We share this story with you for three reasons: 1) It is a story that we pray would encourage you as you walk with your
Mighty God. We hope you see through this story how our
Mighty God used my
feelings of inadequacy as a Mom of a preteen and teen to cry out to our
Mighty God for help. And how our
Mighty God led the conversation with my friend Susan to include the information about Mark and his Love and Logic workshops. And then, our
Mighty God used
Phyllis's illness and hospitalization to facilitate a meeting with
a man who was struggling in his relationship with his son to then ask me to lead a Love and Logic small group
that I did not feel equipped to lead. This led me to
desperately pursue someone who could help both this man and me learn more about how to parent our teens.
And then our
Mighty God led
a man who I had never even met to say "yes" to spending hundreds of dollars and a week away from his family and ministry to fly to Nicaragua to speak at an all day parenting workshop –
something he has never done before. And then to say "yes" to speaking to 150 students - preparing 9 different messages that he will be presenting (all within 4 days) at chapels, for plenary sessions, break-out sessions, and for the parent workshop
. And he is doing this with the understanding that he will be paid nothing (at least in this life).
Our God is a Mighty God who so obviously delights in working through human weakness. This is one of the things that I love most about Him. And where ever you are on the spectrum of feeling weak or strong right now, I pray that you would be encouraged by this reminder as well.
Sarah Young in her book,
Jesus Calling, says it this way as she writes from Jesus's perspective . . .
Come to Me when you are weak and weary. Rest snugly in My everlasting arms. I do not dispise your weakness, My child. Actually, it draws Me closer to you, because weakness stirs up My compassion – My yearning to help. Accept yourself in your weariness, knowing that I understand how difficult your journey has been.Do not compare yourself with others, who seem to skip along their life-paths with ease.
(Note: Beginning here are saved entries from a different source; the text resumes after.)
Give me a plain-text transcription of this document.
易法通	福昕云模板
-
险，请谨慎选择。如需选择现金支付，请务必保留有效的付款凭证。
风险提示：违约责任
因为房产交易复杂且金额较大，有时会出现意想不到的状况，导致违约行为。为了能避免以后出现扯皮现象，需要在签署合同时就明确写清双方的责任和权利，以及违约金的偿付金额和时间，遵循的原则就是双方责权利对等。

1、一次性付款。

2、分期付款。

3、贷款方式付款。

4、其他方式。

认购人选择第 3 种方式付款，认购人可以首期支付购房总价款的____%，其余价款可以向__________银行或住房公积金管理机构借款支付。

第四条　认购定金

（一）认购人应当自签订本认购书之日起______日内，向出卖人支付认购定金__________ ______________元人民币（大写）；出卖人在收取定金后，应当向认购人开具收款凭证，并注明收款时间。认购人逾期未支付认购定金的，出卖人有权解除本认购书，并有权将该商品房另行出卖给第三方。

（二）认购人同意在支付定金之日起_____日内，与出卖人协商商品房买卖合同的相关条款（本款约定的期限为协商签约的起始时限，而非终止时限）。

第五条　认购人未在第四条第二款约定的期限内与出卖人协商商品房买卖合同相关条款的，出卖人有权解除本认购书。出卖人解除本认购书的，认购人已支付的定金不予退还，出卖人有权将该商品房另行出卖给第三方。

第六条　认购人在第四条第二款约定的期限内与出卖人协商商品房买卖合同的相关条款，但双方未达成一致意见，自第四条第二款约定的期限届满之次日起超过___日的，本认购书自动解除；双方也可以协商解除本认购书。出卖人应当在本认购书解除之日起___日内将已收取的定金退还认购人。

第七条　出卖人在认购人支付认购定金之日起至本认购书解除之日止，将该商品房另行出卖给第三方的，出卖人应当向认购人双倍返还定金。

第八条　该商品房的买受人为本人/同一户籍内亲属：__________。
Their journeys have been different from yours, and I have gifted them with abundant energy. I have gifted you with fragility, providing opportunities for your spirit to blossom in My Presence. Accept this gift as a sacred treasure: delicate, yet glowing with brillant Light. Rather than struggling to disguise or deny your weakness, allow Me to bless you richly through it.2) We also share this story with the request that you pray for Mark as he prepares for this God-sized assignment. He will speak on Jan. 22 from 9:15 to 10:00 AM; Jan. 23 from 9:15 to 10:00 AM; Jan. 24 he will speak four separate times from 7:30 AM to 2:30 PM; Jan. 25 from 8:00 AM to 3:00 PM; Jan. 27 from 7:00 PM to 8:30 PM; and will meet with parents during the day on the 27th and 28th. Please pray that God would speak through Mark and that the hearts of the listeners would be open and receptive.
3) Would you also pray for me (Lisa) as I organize this workshop? And for Dan? I'm feeling very out-of-my-comfort-zone at the moment and am needing God to be strength in my weakness. In addition to the workshop, I am on the committee that is organizing Spiritual Emphasis Day and I will be speaking during the break-out sessions as well. It is also Will's birthday on Jan. 24
th and so I am trying to wrap my head around how to make his day special in the midst of all that is happening! In addition, Dan is in the midst of some important deadlines this week and will be very focused and involved with tasks that are separate from this workshop.
Thank you so very much for being a part of this story by taking the time to read it and by praying for these events. We are so thankful for you and for your prayers.